Estimates of the cost of cleaning up a dozen of the UK’s earliest nuclear sites have increased by £2.7 billion since 2017 and uncertainty remains about the final bill, the National Audit Office (NAO) has cautioned.
The public spending watchdog published its latest report into the protracted decommissioning of two research sites and 10 early nuclear power stations on Friday.
The power plants, constructed before privatisation, are known as the Magnox plants, from the magnesium alloy used in the fuel rods inside their reactors. They include Hunterston A in Scotland and Hinkley Point A in Somerset. All were shuttered between the 1990s and the 2000s.
The Nuclear Decommissioning Authority (NDA) is in charge of clearing the sites, sealing the reactors and waste stores and then securing them for as long as 80 years while the radiation levels decay.
The cost of this long-term decommissioning process was earmarked at £3.8 billion in 2014, before ballooning to £6 billion three years ago.
Today it is estimated at £8.7 billion but the NAO said these costs “likely to be subject to further change, largely because of the inherent uncertainties involved in cleaning up the UK’s nuclear sites.”
The decommissioning process has been wracked with controversy. In 2016 the High Court ruled that a 2014 tender for a 14-year contract to decommission the sites, awarded to Cavendish Fluor Partnership, or CFP, was manipulated by the NDA.
The next year the government, acting on legal advice, terminated the contract with CFP nine years early and awarded a shorter contract that ran until last August.

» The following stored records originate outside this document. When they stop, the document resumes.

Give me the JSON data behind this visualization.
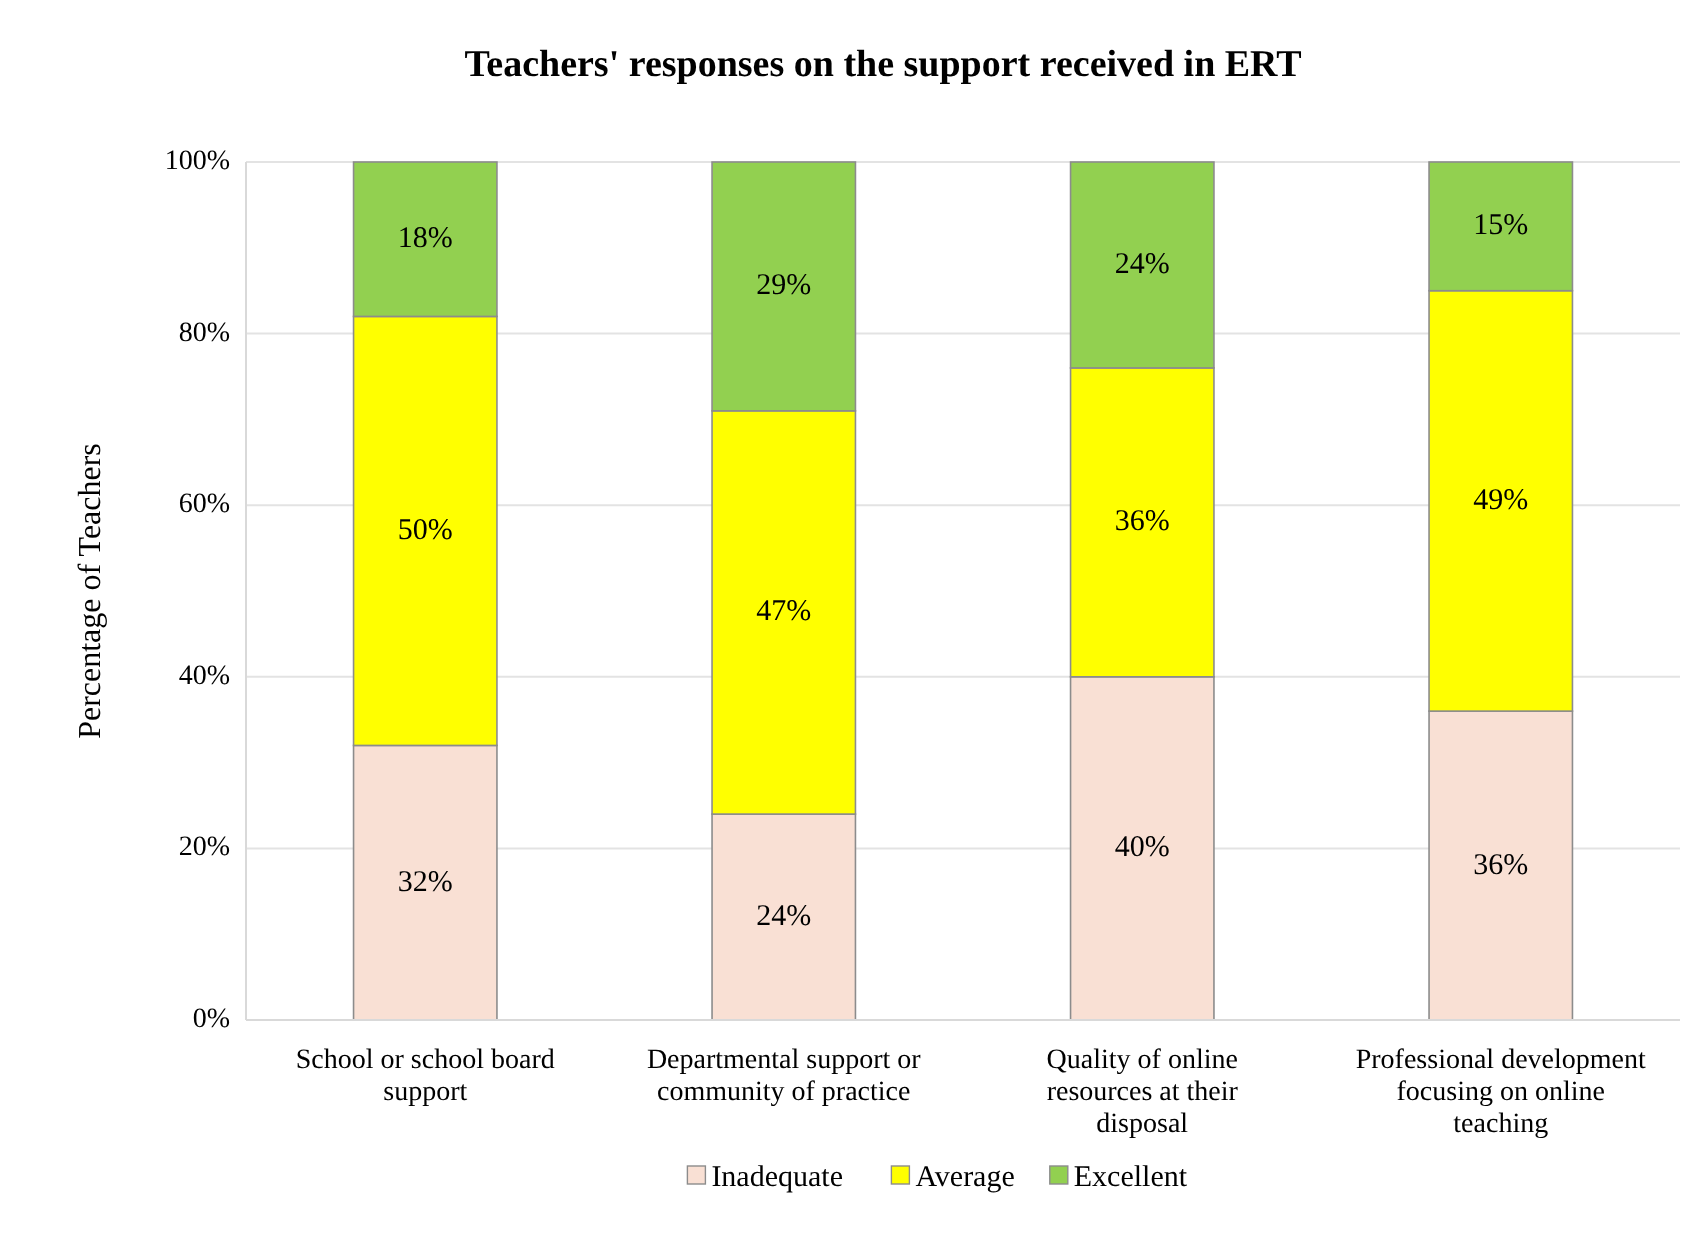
{
  "chart_data": {
    "type": "bar",
    "title": "Teachers' responses on the support received in ERT",
    "ylabel": "Percentage of Teachers",
    "categories": [
      "School or school board support",
      "Departmental support or community of practice",
      "Quality of online resources at their disposal",
      "Professional development focusing on online teaching"
    ],
    "stacked": true,
    "series": [
      {
        "name": "Inadequate",
        "color": "#f9e0d4",
        "values": [
          32,
          24,
          40,
          36
        ],
        "value_labels": [
          "32%",
          "24%",
          "40%",
          "36%"
        ]
      },
      {
        "name": "Average",
        "color": "#ffff00",
        "values": [
          50,
          47,
          36,
          49
        ],
        "value_labels": [
          "50%",
          "47%",
          "36%",
          "49%"
        ]
      },
      {
        "name": "Excellent",
        "color": "#92d050",
        "values": [
          18,
          29,
          24,
          15
        ],
        "value_labels": [
          "18%",
          "29%",
          "24%",
          "15%"
        ]
      }
    ],
    "ylim": [
      0,
      100
    ],
    "yticks": [
      {
        "value": 0,
        "label": "0%"
      },
      {
        "value": 20,
        "label": "20%"
      },
      {
        "value": 40,
        "label": "40%"
      },
      {
        "value": 60,
        "label": "60%"
      },
      {
        "value": 80,
        "label": "80%"
      },
      {
        "value": 100,
        "label": "100%"
      }
    ],
    "grid": "y",
    "legend": "bottom"
  }
}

At that point, the clean-up of the Magnox plants was brought in-house.
The NAO’s previous investigation into the decommissioning process found that the failed contract had cost the public purse £122 million, in settlements with unsuccessful bidders, legal costs and staff time. The latest report increased that tab by £20 million, paid by the NDA to exit the contract early.
The watchdog urged the NDA to arrive at more concrete estimates for the decommissioning. Gareth Davies, head of the NAO, said the authority “needs to ensure it has a solid understanding of the condition of each Magnox site and the costs of cleaning them up.”
The report comes as the next generation of nuclear power stations in Britain begin development. EDF, developer of the £22.5 billion Hinkley Point C, under construction since December 2018, and Sizewell C, currently in planning, will pay toward the plants’ eventual decommissioning.
Meanwhile, the nuclear industry has promised that the lessons of the Hinkley Point C design and construction process could reduce the costs of future nuclear plants by 30% by 2030.
Nuclear power supplies around 20% of the UK’s electricity, although all but one of the country’s active nuclear power plants are due to be retired by the end of the decade.